Martin Luther King's thinking brings us back to my very first reason for civility: somebody has to be the one to break cycles of hate and vitriol, or they can spiral out off control and destroy whole societies. King illustrated this with a brilliant metaphor:
...sometime ago my brother and I were driving one evening to Chattanooga, Tennessee, from Atlanta. He was driving the car. And for some reason the drivers were very discourteous that night. They didn’t dim their lights; hardly any driver that passed by dimmed his lights. And I remember very vividly, my brother A. D. looked over and in a tone of anger said: "I know what I’m going to do. The next car that comes along here and refuses to dim the lights, I’m going to fail to dim mine and pour them on in all of their power." And I looked at him right quick and said: "Oh no, don’t do that. There’d be too much light on this highway, and it will end up in mutual destruction for all. Somebody got to have some sense on this highway.
Those of us who oppose Trump need to the ones with some sense on this highway. And again, that doesn't mean we're not opposing him or his supporters. As King himself said later in that same sermon, "non-cooperation with evil is as much a moral obligation as is cooperation with good." King's resistance was non-violent, but there was nothing passive about it.

Now, I can imagine some objections you may have as you read this. The first is, "Who is this white, straight, middle-class guy to be invoking Martin Luther King to say we should be civil to Trump supporters? Easy for him to say!" That's true. It is easy for me to say. But I would invite you to look at that from the other direction. If people like Martin Luther King, Gandhi, and other practitioners of non-violent resistance could face levels of hate and violence that I can barely imagine, and still have the strength not to yield to hatefulness, surely I can too? I mean, should I be more hateful because I have less reason to be? That doesn't make sense to me.

The other question I can see people asking as they read this is, "What are the limits?" An argument can be made that at some point hateful people have to face social consequences. After all, shouldn't people like neo-Nazis, Klan members, and the misogynists you find in online "incel" communities be excluded from decent society? Yes, probably. There's a point where people simply have to be shown the door. But it's worth remembering that a good bouncer can escort people out with professionalism. He doesn't have to be as nasty as they are.

So where is the line where we should stop engaging with people and start shunning them? I don't know. I do know that once you kick them out the door it's harder to see what they're up to, and easier to be unpleasantly surprised when they return in greater force. We saw that happen in the last election. But at the same time, there's a level of hatefulness that simply can't be tolerated. It's a hard line to draw. Living in the Trump era is full of conundrums, and I suspect there are no easy answers.

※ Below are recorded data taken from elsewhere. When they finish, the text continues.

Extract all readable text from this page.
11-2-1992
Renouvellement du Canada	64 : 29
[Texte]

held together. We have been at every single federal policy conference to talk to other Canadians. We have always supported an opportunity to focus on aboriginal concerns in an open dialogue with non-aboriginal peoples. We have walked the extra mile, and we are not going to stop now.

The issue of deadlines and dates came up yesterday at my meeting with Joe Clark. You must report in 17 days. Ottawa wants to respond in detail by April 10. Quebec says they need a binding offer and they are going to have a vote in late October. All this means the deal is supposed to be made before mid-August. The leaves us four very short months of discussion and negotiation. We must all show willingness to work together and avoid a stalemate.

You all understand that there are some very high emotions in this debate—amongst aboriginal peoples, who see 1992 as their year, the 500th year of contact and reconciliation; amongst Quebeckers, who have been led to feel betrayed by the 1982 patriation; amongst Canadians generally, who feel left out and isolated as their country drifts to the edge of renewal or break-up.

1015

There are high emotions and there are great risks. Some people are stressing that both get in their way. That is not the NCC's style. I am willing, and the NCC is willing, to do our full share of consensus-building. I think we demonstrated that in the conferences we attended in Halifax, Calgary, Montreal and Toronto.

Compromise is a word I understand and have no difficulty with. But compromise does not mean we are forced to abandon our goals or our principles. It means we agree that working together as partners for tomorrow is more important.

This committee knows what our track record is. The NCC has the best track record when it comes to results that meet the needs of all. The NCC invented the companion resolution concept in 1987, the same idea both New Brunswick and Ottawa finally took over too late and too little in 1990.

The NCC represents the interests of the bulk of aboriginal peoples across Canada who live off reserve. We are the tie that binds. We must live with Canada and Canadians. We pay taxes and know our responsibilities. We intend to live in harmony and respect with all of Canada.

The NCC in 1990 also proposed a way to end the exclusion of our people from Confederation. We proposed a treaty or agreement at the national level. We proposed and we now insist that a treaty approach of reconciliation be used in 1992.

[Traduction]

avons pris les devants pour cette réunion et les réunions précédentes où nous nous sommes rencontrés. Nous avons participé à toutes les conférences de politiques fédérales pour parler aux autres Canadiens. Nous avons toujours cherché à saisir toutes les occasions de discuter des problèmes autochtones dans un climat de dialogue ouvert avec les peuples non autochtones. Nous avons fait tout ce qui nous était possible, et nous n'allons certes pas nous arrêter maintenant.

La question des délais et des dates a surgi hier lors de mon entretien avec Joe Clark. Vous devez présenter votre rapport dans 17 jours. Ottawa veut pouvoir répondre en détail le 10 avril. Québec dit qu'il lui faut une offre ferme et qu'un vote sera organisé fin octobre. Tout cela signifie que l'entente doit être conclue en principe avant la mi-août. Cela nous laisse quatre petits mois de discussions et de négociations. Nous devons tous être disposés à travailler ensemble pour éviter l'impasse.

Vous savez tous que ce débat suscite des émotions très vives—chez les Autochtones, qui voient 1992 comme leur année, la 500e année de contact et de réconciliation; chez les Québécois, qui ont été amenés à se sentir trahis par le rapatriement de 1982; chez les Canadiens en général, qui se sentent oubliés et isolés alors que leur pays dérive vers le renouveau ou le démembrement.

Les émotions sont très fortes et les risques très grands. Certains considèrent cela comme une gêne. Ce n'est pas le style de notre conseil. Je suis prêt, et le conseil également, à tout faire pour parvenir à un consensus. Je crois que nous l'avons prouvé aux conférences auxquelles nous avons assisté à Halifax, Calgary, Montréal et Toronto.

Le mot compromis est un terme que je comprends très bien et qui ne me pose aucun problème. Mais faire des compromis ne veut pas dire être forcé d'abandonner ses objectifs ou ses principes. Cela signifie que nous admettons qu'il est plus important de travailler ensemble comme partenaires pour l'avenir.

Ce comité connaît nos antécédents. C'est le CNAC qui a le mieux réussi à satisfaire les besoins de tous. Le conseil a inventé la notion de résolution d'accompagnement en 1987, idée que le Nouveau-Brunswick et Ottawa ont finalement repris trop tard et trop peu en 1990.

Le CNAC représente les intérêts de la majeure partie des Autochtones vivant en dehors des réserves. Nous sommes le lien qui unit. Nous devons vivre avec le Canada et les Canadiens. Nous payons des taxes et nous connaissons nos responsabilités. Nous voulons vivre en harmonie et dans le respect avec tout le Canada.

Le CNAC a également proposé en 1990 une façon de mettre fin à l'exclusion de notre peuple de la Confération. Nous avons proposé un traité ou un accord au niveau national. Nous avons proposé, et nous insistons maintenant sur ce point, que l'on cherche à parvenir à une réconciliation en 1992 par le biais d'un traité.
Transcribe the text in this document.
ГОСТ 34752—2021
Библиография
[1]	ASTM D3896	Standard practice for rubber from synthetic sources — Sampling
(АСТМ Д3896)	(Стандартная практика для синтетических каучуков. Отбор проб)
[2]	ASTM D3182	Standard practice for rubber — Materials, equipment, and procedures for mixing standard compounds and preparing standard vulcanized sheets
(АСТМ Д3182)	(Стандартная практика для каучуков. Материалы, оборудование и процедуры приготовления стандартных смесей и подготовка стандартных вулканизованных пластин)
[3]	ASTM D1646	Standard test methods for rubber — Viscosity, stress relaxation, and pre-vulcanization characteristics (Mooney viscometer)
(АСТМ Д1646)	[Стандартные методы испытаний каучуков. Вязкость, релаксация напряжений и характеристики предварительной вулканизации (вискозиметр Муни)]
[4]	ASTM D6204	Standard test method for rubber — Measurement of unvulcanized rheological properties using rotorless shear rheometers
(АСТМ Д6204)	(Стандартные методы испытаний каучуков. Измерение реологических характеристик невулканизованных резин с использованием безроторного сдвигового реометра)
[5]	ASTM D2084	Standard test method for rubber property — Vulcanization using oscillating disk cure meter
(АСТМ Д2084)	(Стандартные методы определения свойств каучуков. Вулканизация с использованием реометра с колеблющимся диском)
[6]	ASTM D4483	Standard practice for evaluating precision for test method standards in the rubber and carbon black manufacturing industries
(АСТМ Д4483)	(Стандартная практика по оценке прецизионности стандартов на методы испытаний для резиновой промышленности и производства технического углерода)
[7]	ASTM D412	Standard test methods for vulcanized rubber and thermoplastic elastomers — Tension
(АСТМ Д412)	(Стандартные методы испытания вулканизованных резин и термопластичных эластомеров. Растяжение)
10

We're walking on a knife-edge here. On one side is the threat of Trumpism growing increasingly ugly, xenophobic, and authoritarian, and repeating some of history's ugliest moments. One the other is the threat of the escalating partisan resentment tearing the country apart. I doubt that anybody knows the best way to get through the next few years without falling into either abyss. But I don't think reacting to hate with more hate, and to incivility with more incivility, is the way to do it. We have to be smarter and have more self-control than that. And we also have to speak out and oppose Trumpism and everything it stands for. As for myself, I hope I have to strength and judgement to strike the right balance. It's not going to be easy.


* Whether you believe Trump conspired in Russia's influence campaign or not, what's beyond debate is that Russia did run such a campaign, with twin goals of getting Trump elected and widening political divisions within the United States.